El historiador Andrea Riccardi, fundador de la Comunidad de Sant’Egidio, tiene un estilo peculiar que le distingue de otros historiadores. Sus libros no son mera crónica ni sesuda reflexión. Son mensaje, aunque al mismo tiempo sean oportunidad para la meditación o la plegaria. Otro historiador de la Iglesia podría tener la tentación de caer en la añoranza de épocas supuestamente gloriosas para la fe católica, cuando la sociedad y el Estado decían identificarse con el cristianismo. Sin embargo, Riccardi no es un nostálgico ni del cristianismo oficial ni del tiempo de las catedrales. Si así fuera, su enfoque de la fe conllevaría un programa de restauración, lo que inevitablemente lleva a reducir el cristianismo a una ideología, constructora del reino de este mundo.
Por el contrario, Riccardi, en su reciente libro Periferie. Crisi e novità per la Chiesa (Periferias. Crisis y novedad para la Iglesia), aboga por un cristianismo extramuros, llamado a salir de sí mismo y a marchar a las periferias tanto geográficas como existenciales. La tesis de esta obra es que no estamos ante un mensaje novedoso o insólito; es algo tan viejo y tan nuevo como el Evangelio.
Bien lo sabe un historiador que salpica su libro de los luminosos ejemplos de san Gregorio Magno, san Benito, san Francisco de Asís o el beato Carlos de Foucauld.
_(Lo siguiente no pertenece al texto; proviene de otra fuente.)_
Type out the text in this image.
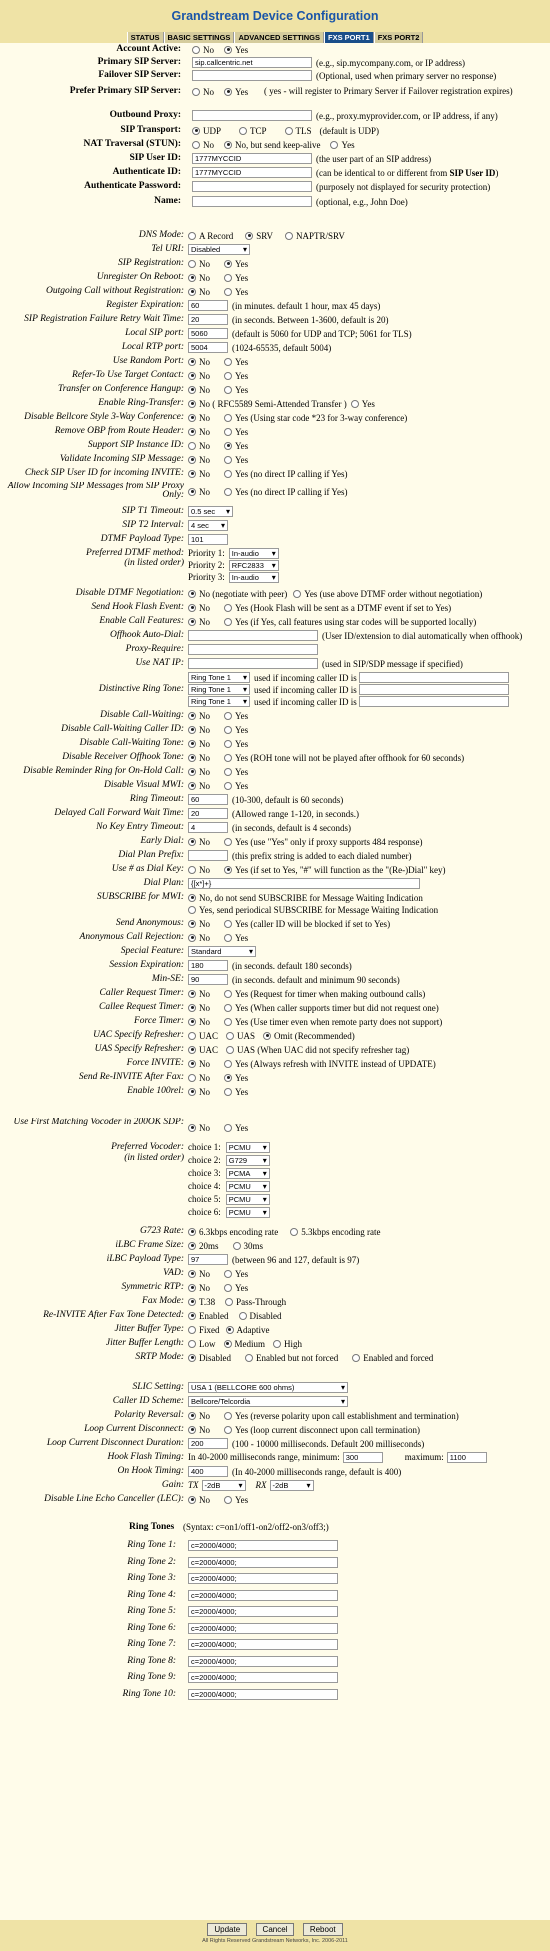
Grandstream Device Configuration
STATUS BASIC SETTINGS ADVANCED SETTINGS FXS PORT1 FXS PORT2
Account Active:	No Yes
Primary SIP Server:	sip.callcentric.net	(e.g., sip.mycompany.com, or IP address)
Failover SIP Server:	(Optional, used when primary server no response)
Prefer Primary SIP Server:	No Yes	( yes - will register to Primary Server if Failover registration expires)
Outbound Proxy:	(e.g., proxy.myprovider.com, or IP address, if any)
SIP Transport:	UDP	TCP	TLS (default is UDP)
NAT Traversal (STUN):	No No, but send keep-alive Yes
SIP User ID:	1777MYCCID	(the user part of an SIP address)
Authenticate ID:	1777MYCCID	(can be identical to or different from SIP User ID)
Authenticate Password:	(purposely not displayed for security protection)
Name:	(optional, e.g., John Doe)
DNS Mode:	A Record	SRV	NAPTR/SRV
Tel URI: Disabled ▾
SIP Registration:	No	Yes
Unregister On Reboot:	No	Yes
Outgoing Call without Registration:	No	Yes
Register Expiration: 60	(in minutes. default 1 hour, max 45 days)
SIP Registration Failure Retry Wait Time: 20	(in seconds. Between 1-3600, default is 20)
Local SIP port: 5060	(default is 5060 for UDP and TCP; 5061 for TLS)
Local RTP port: 5004	(1024-65535, default 5004)
Use Random Port:	No	Yes
Refer-To Use Target Contact:	No	Yes
Transfer on Conference Hangup:	No	Yes
Enable Ring-Transfer:	No ( RFC5589 Semi-Attended Transfer ) Yes
Disable Bellcore Style 3-Way Conference:	No	Yes (Using star code *23 for 3-way conference)
Remove OBP from Route Header:	No	Yes
Support SIP Instance ID:	No	Yes
Validate Incoming SIP Message:	No	Yes
Check SIP User ID for incoming INVITE:	No	Yes (no direct IP calling if Yes)
Allow Incoming SIP Messages from SIP Proxy Only:	No	Yes (no direct IP calling if Yes)
SIP T1 Timeout: 0.5 sec ▾
SIP T2 Interval: 4 sec ▾
DTMF Payload Type: 101
Preferred DTMF method:
(in listed order)
Priority 1: In-audio ▾
Priority 2: RFC2833 ▾
Priority 3: In-audio ▾
Disable DTMF Negotiation:	No (negotiate with peer) Yes (use above DTMF order without negotiation)
Send Hook Flash Event:	No	Yes (Hook Flash will be sent as a DTMF event if set to Yes)
Enable Call Features:	No	Yes (if Yes, call features using star codes will be supported locally)
Offhook Auto-Dial:	(User ID/extension to dial automatically when offhook)
Proxy-Require:
Use NAT IP:	(used in SIP/SDP message if specified)
Distinctive Ring Tone:
Ring Tone 1 ▾	used if incoming caller ID is
Ring Tone 1 ▾	used if incoming caller ID is
Ring Tone 1 ▾	used if incoming caller ID is
Disable Call-Waiting:	No	Yes
Disable Call-Waiting Caller ID:	No	Yes
Disable Call-Waiting Tone:	No	Yes
Disable Receiver Offhook Tone:	No	Yes (ROH tone will not be played after offhook for 60 seconds)
Disable Reminder Ring for On-Hold Call:	No	Yes
Disable Visual MWI:	No	Yes
Ring Timeout: 60	(10-300, default is 60 seconds)
Delayed Call Forward Wait Time: 20	(Allowed range 1-120, in seconds.)
No Key Entry Timeout: 4	(in seconds, default is 4 seconds)
Early Dial:	No	Yes (use "Yes" only if proxy supports 484 response)
Dial Plan Prefix:	(this prefix string is added to each dialed number)
Use # as Dial Key:	No	Yes (if set to Yes, "#" will function as the "(Re-)Dial" key)
Dial Plan: {[x*]+}
SUBSCRIBE for MWI:	No, do not send SUBSCRIBE for Message Waiting Indication
Yes, send periodical SUBSCRIBE for Message Waiting Indication
Send Anonymous:	No	Yes (caller ID will be blocked if set to Yes)
Anonymous Call Rejection:	No	Yes
Special Feature: Standard ▾
Session Expiration: 180	(in seconds. default 180 seconds)
Min-SE: 90	(in seconds. default and minimum 90 seconds)
Caller Request Timer:	No	Yes (Request for timer when making outbound calls)
Callee Request Timer:	No	Yes (When caller supports timer but did not request one)
Force Timer:	No	Yes (Use timer even when remote party does not support)
UAC Specify Refresher:	UAC UAS Omit (Recommended)
UAS Specify Refresher:	UAC UAS (When UAC did not specify refresher tag)
Force INVITE:	No	Yes (Always refresh with INVITE instead of UPDATE)
Send Re-INVITE After Fax:	No	Yes
Enable 100rel:	No	Yes
Use First Matching Vocoder in 200OK SDP:
No	Yes
Preferred Vocoder:
(in listed order)
choice 1: PCMU ▾
choice 2: G729 ▾
choice 3: PCMA ▾
choice 4: PCMU ▾
choice 5: PCMU ▾
choice 6: PCMU ▾
G723 Rate:	6.3kbps encoding rate	5.3kbps encoding rate
iLBC Frame Size:	20ms	30ms
iLBC Payload Type: 97	(between 96 and 127, default is 97)
VAD:	No	Yes
Symmetric RTP:	No	Yes
Fax Mode:	T.38 Pass-Through
Re-INVITE After Fax Tone Detected:	Enabled Disabled
Jitter Buffer Type:	Fixed Adaptive
Jitter Buffer Length:	Low Medium High
SRTP Mode:	Disabled	Enabled but not forced	Enabled and forced
SLIC Setting: USA 1 (BELLCORE 600 ohms) ▾
Caller ID Scheme: Bellcore/Telcordia ▾
Polarity Reversal:	No	Yes (reverse polarity upon call establishment and termination)
Loop Current Disconnect:	No	Yes (loop current disconnect upon call termination)
Loop Current Disconnect Duration: 200	(100 - 10000 milliseconds. Default 200 milliseconds)
Hook Flash Timing: In 40-2000 milliseconds range, minimum: 300	maximum: 1100
On Hook Timing: 400	(In 40-2000 milliseconds range, default is 400)
Gain: TX -2dB ▾	RX -2dB ▾
Disable Line Echo Canceller (LEC):	No	Yes
Ring Tones (Syntax: c=on1/off1-on2/off2-on3/off3;)
Ring Tone 1:	c=2000/4000;
Ring Tone 2:	c=2000/4000;
Ring Tone 3:	c=2000/4000;
Ring Tone 4:	c=2000/4000;
Ring Tone 5:	c=2000/4000;
Ring Tone 6:	c=2000/4000;
Ring Tone 7:	c=2000/4000;
Ring Tone 8:	c=2000/4000;
Ring Tone 9:	c=2000/4000;
Ring Tone 10:	c=2000/4000;
Update	Cancel	Reboot
All Rights Reserved Grandstream Networks, Inc. 2006-2011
Después de todo, el mensaje cristiano salió de una región periférica del imperio romano, Galilea, y llegó a conquistar la propia Roma, no con la espada, sino con la fuerza de la bondad y el amor de Cristo. Para Riccardi, salir a las periferias es fruto de la fascinación ejercida por la misericordia y el Evangelio, es labor de acompañamiento, de cercanía hacia los que sufren. De su lectura sacamos la conclusión de la necesidad de buenos samaritanos que no se queden en el mero sentimentalismo o compasión, sino que quieran llevar a todos la presencia de Cristo.
Este cristianismo periférico, preconizado por Riccardi, no cree en las guerras culturales ni en la labor de minorías combativas en busca de hegemonías perdidas, y menos aún en las comunidades encerradas en sí mismas para no contaminarse con el ambiente. No es el estilo de la Comunidad de Sant’Egidio, nacida en 1968 en el barrio romano del Trastevere, una iniciativa que, tras el Vaticano II, intuyó los cambios de un mundo cada vez más urbanizado, en el que, paradójicamente, las masas son sustituidas por las soledades individuales. De ahí que el mensaje para los cristianos del siglo XXI, llamados a ir a las periferias, sea el mismo del capítulo 28 de san Mateo: «Id a Galilea, allí le veréis».